The first mining settlements were just untidy collections of tents and huts, scattered along rough tracks that were muddy in winter an dusty in summer. But some grew later into permanent communities. The present city of Denver (the capital of Colorado) began life in this way.
Thousands of miles separated these western mining settlements from the rest of the United States, thousands of miles of flat or gently rolling land covered with tall grass. Early travellers who passed through this region described it as a "sea of grass", for hardly any trees or bushes grew there. Geographers call these grasslands the Great Plains of North America.
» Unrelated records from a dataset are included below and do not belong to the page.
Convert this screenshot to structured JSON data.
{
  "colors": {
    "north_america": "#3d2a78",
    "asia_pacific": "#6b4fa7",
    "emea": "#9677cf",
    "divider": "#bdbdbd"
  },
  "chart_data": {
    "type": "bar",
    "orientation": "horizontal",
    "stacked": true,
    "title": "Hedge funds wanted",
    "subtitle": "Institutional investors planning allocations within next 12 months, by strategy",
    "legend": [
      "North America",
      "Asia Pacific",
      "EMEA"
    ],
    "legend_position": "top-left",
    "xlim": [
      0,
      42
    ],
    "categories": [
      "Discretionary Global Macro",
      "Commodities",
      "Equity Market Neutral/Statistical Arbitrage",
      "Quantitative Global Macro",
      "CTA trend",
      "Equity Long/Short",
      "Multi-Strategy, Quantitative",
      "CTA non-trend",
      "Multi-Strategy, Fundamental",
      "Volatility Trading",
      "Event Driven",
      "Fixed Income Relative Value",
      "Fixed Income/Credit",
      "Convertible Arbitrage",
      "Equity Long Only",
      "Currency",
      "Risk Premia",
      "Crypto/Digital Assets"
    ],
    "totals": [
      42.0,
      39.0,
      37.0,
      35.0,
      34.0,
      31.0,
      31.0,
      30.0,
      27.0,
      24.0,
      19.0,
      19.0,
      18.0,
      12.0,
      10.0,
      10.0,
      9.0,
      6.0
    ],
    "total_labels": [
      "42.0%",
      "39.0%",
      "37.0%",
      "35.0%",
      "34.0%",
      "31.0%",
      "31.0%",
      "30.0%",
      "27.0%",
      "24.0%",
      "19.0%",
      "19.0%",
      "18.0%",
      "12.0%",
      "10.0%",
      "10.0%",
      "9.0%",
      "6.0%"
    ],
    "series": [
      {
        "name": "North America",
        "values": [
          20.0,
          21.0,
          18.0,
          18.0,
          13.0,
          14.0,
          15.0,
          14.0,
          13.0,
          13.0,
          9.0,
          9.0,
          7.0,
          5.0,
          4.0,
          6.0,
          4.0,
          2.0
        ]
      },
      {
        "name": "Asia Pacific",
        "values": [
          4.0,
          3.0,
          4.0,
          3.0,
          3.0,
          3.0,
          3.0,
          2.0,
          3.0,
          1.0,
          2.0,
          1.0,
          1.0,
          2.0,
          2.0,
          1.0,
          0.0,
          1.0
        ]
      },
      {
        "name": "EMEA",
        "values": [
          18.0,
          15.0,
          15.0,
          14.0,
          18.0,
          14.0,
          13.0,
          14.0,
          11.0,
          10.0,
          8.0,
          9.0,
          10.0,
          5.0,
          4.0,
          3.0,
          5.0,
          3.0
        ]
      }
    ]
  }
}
In the middle of the nineteenth century the Great Plains were the home of wandering Amerindian hunters such as the Sioux. The herds of buffalo that grazed on the sea of grass provided them with everything they needed.
Yet within twenty-five years of the end of the Civil War, practically all of the Great Plains had been divided into states and territories. Ranchers were feeding large herds of cattle on the "sea of grass" and farmers were ploughing the "Great American Desert" to grow wheat. By 1890 the separate areas of settlement on the Pacific Coast and along the Mississippi River had moved together.
Railroads played an important part in this time. During the Civil War, Congress had become anxious to join the gold-rich settlements along the Pacific Coast more closely to the rest of the United states. In 1862 the Union Pacific Railroad Company began to build a railroad west from the Mississippi towards the Pacific and at the same time the Central Pacific Railroad Company began to build eastwards from California. The whole country watched with growing excitement as the two lines gradually approached one another. Finally, on May 10, 1869, the Central Pacific and the Union Pacific lines met at Promontory Point in Utah. The first railroad across the North American continent was completed.
Now the cattle ranchers in Texas saw a way to make money. They could feed cattle cheaply on the grasslands between the Mississippi and the Rocky Mountains and then use the new railroads to transport the cattle to eastern cities. After the Civil War Texas cattle owners hired men called "drovers" or "cowboys" to drive their cattle north to the railroads.
Very soon meat from the Great Plains was feeding people in Europe as well as the eastern United states.